Ancora, il Somalo è la lingua della nostra Somalia; l'Oromonico è parlato dai Galla, provenienti dall'Uganda e dalla stessa Somalia, e da altri indigeni distribuiti in Etiopia meridionale e occidentale, nella colonia del Kenya (che allora si scriveva Chenia), nell'Oltre Giuba e a sud del Uebi Scebeli a oriente dei Laghi Margherita e Ciamò.
Vi sono poi le lingue Sidama, a sud dell'Abissinia fra i predetti laghi e la Valle dell'Omo, coi dialetti Caffa (ad ovest, nell'omonima zona da dove si diffuse il caffè), Omo, Danrò, Hadià, Sidama, Combatta, Yangarò e così via.

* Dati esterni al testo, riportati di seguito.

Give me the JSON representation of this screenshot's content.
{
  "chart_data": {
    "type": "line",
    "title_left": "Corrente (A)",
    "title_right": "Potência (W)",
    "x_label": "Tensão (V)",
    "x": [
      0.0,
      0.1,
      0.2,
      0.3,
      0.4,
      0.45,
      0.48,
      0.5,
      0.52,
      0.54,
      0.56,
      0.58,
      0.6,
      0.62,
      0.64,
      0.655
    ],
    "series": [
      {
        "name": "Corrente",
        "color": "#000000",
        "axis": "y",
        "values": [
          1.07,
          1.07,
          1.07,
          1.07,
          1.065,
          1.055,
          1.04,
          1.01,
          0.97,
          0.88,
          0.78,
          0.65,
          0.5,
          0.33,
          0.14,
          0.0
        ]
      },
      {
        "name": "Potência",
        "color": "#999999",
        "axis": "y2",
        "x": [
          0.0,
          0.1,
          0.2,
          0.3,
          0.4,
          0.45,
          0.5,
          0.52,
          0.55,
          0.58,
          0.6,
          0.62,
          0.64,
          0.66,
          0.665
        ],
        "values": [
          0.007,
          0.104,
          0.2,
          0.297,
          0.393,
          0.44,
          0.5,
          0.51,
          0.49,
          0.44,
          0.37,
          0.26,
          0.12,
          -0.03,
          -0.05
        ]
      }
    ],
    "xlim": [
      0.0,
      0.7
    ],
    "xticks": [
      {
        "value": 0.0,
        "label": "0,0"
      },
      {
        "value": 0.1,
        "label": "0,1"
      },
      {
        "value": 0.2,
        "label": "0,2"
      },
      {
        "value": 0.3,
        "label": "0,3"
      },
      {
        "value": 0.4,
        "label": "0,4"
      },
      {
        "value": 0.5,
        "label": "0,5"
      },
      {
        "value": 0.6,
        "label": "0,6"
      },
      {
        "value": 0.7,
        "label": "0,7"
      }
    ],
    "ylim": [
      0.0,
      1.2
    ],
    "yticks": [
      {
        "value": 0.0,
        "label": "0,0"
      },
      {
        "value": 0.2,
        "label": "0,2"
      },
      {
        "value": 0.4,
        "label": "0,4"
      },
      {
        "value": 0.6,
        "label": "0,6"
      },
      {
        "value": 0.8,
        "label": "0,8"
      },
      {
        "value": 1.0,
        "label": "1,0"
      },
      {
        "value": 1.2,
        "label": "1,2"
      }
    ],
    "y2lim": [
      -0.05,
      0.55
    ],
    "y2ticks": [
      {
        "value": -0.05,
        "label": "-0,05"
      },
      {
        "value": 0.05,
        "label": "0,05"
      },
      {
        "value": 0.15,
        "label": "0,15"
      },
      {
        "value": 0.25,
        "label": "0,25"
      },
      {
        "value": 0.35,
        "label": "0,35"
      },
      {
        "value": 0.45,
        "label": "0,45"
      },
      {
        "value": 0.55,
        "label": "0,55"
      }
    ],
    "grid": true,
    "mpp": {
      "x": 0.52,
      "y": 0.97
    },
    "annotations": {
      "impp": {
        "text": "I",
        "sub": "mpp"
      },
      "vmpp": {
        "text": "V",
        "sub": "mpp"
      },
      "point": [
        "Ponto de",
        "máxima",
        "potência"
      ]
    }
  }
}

Infine, le lingue nilotiche fra le quali - di speciale interesse per noi Italiani - la Cunama (a sud-ovest dell'Eritrea) e Baria (ad est di codesta). Dopo aver così descritto le varie parlate, il Col. Bonetti commentava che le lingue che più interessavano l'Italia erano quelle dell'Amarico, in quanto lingua della Corte Abissina e come tale ben compresa dal confine dell'Eritrea alla regione dei laghi del sud, lingua nazionale - tale dichiarata ufficialmente sotto il regno di Amhada Sion (XIV secolo); il Tigrai a nord; il Somalo a sud; l'Arabo - predominante sulla costa del Mar Rosso e inteso un po' ovunque siccome lingua della religione musulmana; e poi ancora lo Swahili - lingua principale dei Bantu, parlata sino a Lamu e in parte nella Somalia Italiana e nell'Oltre Giuba e compresa dal Basso Nilo sino al Mozambico e anche in buona parte dell'Equatoria, dell'India e della stessa Arabia.
L'insigne studioso concludeva quasi osannando lo Swahili, esperanto dell'Africa, rammentando che anche all'Istituto Coloniale Fascista in Roma si insegnava - oltre all'Amharico - proprio lo Swahili, riportando le parole e i concetti espressi anche da altri eminenti suoi colleghi (Eliott, Beeker, Cameron), auspicando - nel cultore e nell'allievo - la necessità di accingersi a uno studio razionale e agevole, al fine di porsi in condizioni di rendersi sempre comunicativi in Africa e non solo in quella Orientale Italiana.